Ducournau consegue de maneira primorosa, com um uso belo de seu cenário, a faculdade de veterinária, produzir um universo, no qual os humanos sejam animais. As aulas da faculdade, principalmente as aulas práticas dispõem os animais de maneiras especificas que então são reproduzidas pelos humanos em suas festas, seus momentos sozinhos, criando essa sensação de indiscernibilidade entre as criaturas. Até certo ponto, o longa lembra “Mate-me, Por Favor” que usa da estética do “slash movie” americano para ressaltar de forma tensa as energias à flor da pele da juventude, a própria sexualidade e tudo que se desencadeia nesta fase. Em Grave, o canibalismo, a fome pela carne, o desejo animalesco de dominação que se desenvolve nas duas tem a mesma potência.
            
A fotografia é fria, em grande parte azulada, seguindo com câmeras estáticas – movendo-se só em cenas especificas – suas personagens, produzindo uma imersão a partir de seu ambiente. Todo o desenrolar do enredo se faz nestes tons, por vezes pincelados por cores um pouco mais vivas, quase que sempre o sangue.
            
Na juventude existe uma força descomunal que atravessa o corpo, é quase que a produção de um novo corpo, uma verdadeira metamorfose. Não só no que diz respeito à puberdade, mas a própria maneira de se portar no mundo passa a se configurar enquanto vive neste limbo do amadurecimento. O desejo intenso, a sensação de liberdade irrepreensível, são algumas dessas características, no filme essa potência é explorada com todos os seus dentes.

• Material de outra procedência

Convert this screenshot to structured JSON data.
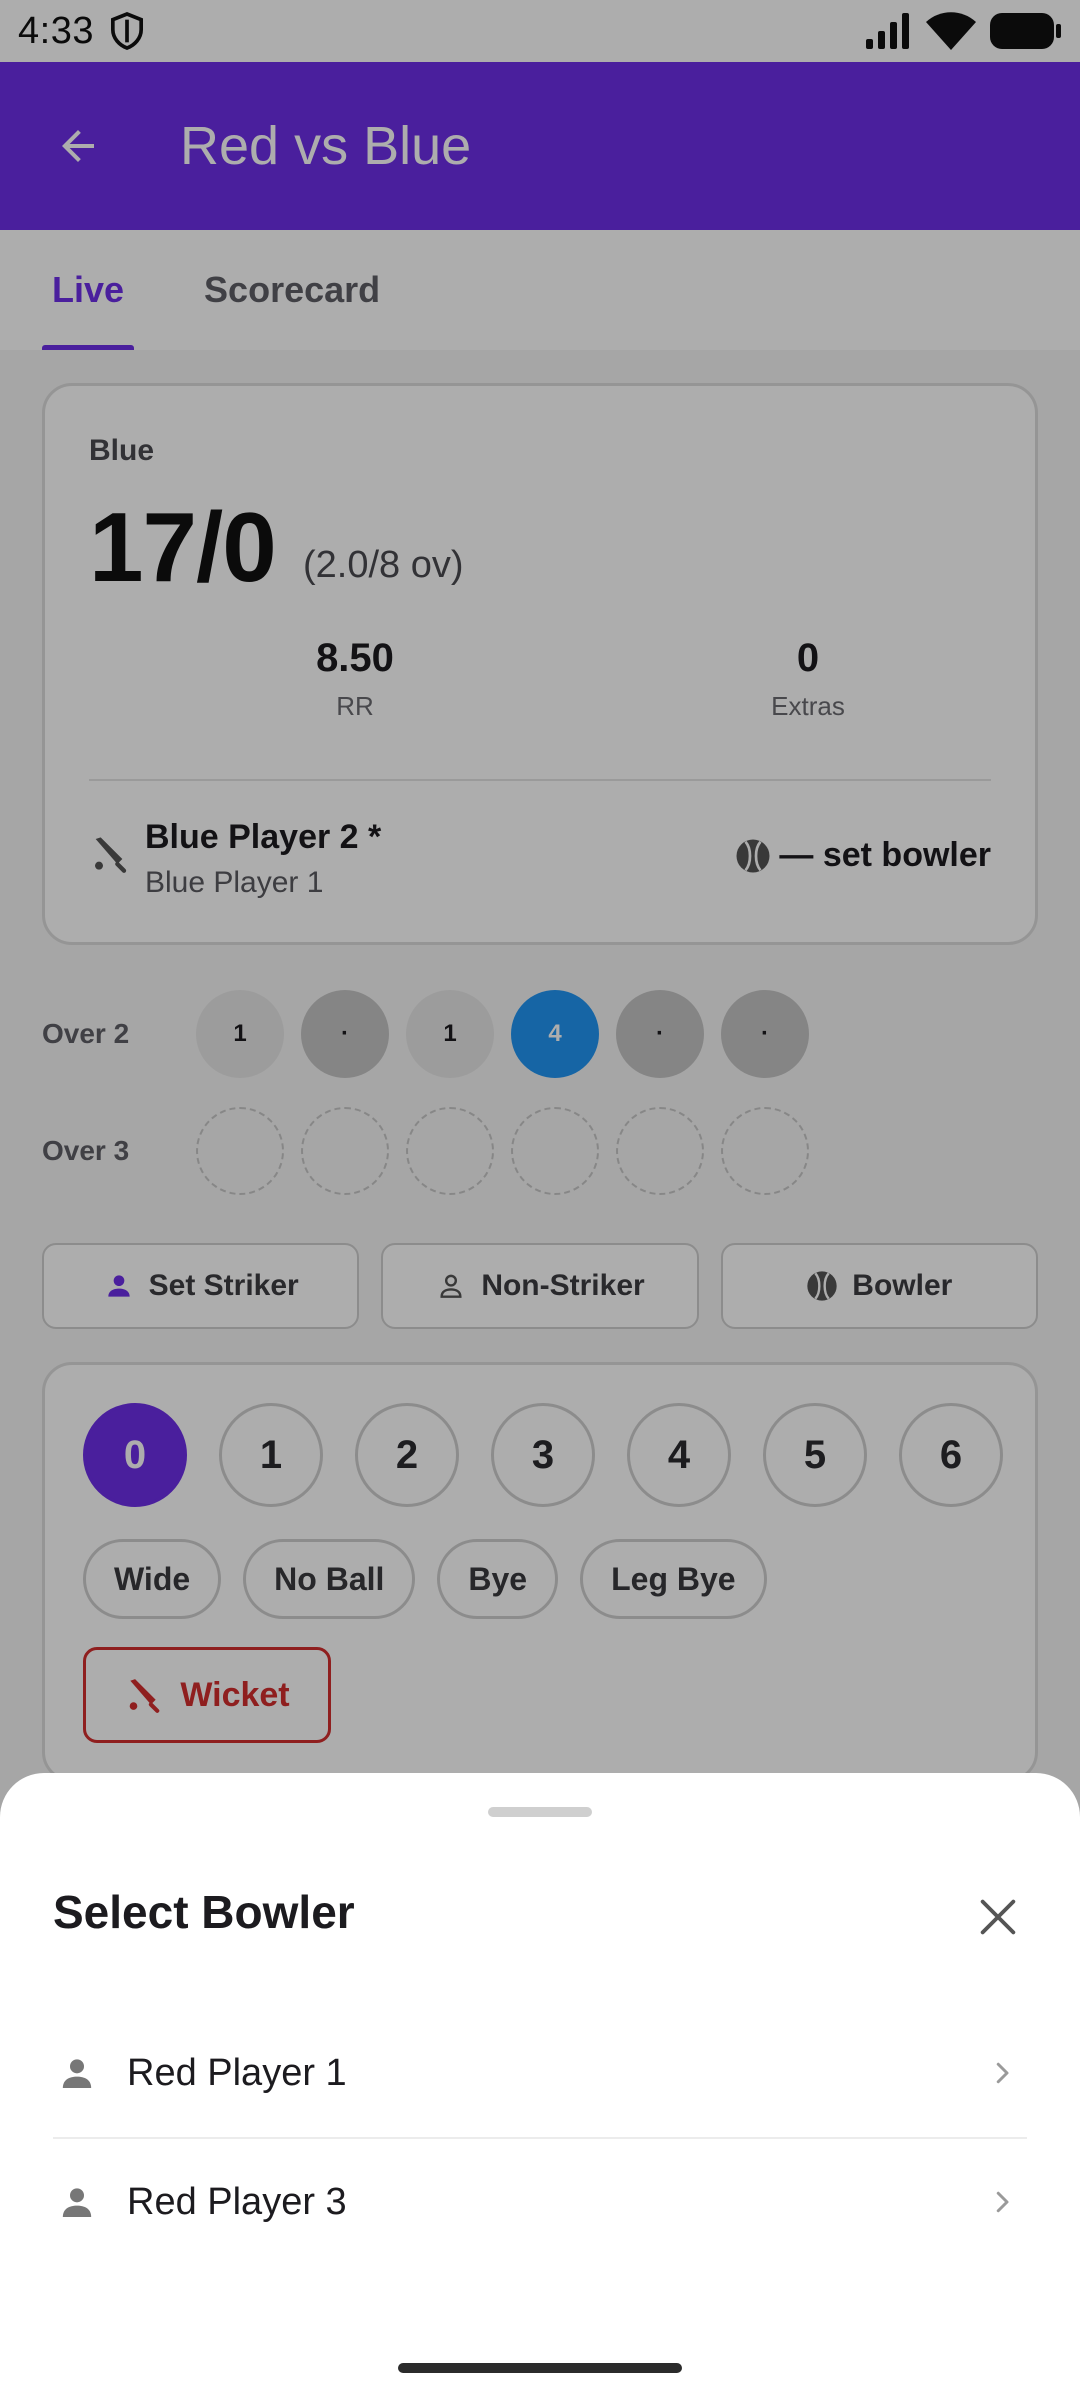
{
  "status_bar": {
    "time": "4:33"
  },
  "app_bar": {
    "title": "Red vs Blue"
  },
  "tabs": [
    {
      "label": "Live",
      "active": true
    },
    {
      "label": "Scorecard",
      "active": false
    }
  ],
  "score_card": {
    "team": "Blue",
    "score": "17/0",
    "overs": "(2.0/8 ov)",
    "run_rate": {
      "value": "8.50",
      "label": "RR"
    },
    "extras": {
      "value": "0",
      "label": "Extras"
    },
    "striker": "Blue Player 2 *",
    "non_striker": "Blue Player 1",
    "bowler_prompt": "— set bowler"
  },
  "overs": [
    {
      "label": "Over 2",
      "balls": [
        "1",
        "·",
        "1",
        "4",
        "·",
        "·"
      ]
    },
    {
      "label": "Over 3",
      "balls": [
        "",
        "",
        "",
        "",
        "",
        ""
      ]
    }
  ],
  "role_buttons": {
    "striker": "Set Striker",
    "non_striker": "Non-Striker",
    "bowler": "Bowler"
  },
  "scoring": {
    "runs": [
      "0",
      "1",
      "2",
      "3",
      "4",
      "5",
      "6"
    ],
    "selected_run": "0",
    "extras": [
      "Wide",
      "No Ball",
      "Bye",
      "Leg Bye"
    ],
    "wicket": "Wicket"
  },
  "sheet": {
    "title": "Select Bowler",
    "bowlers": [
      "Red Player 1",
      "Red Player 3"
    ]
  },
  "colors": {
    "primary": "#6d2ee8",
    "four": "#2196f3",
    "wicket": "#d32f2f"
  },
  "icons": {
    "back": "arrow-left-icon",
    "close": "close-icon",
    "person": "person-icon",
    "bat": "cricket-bat-icon",
    "ball": "cricket-ball-icon",
    "chevron": "chevron-right-icon"
  }
}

É violento e por vez agoniante.
           
A estreia de Julia Ducournau, por fim, pode não ser tão violento quanto alguns viciados em filmes gores esperam, mas sua força narrativa, além de é claro um conteúdo carregado de simbolismos, produzem de certo um filme que é por si só violento, até mesmo cru. Atinge nas entranhas e faz refletir sobre a carne e potência de quando se é jovem.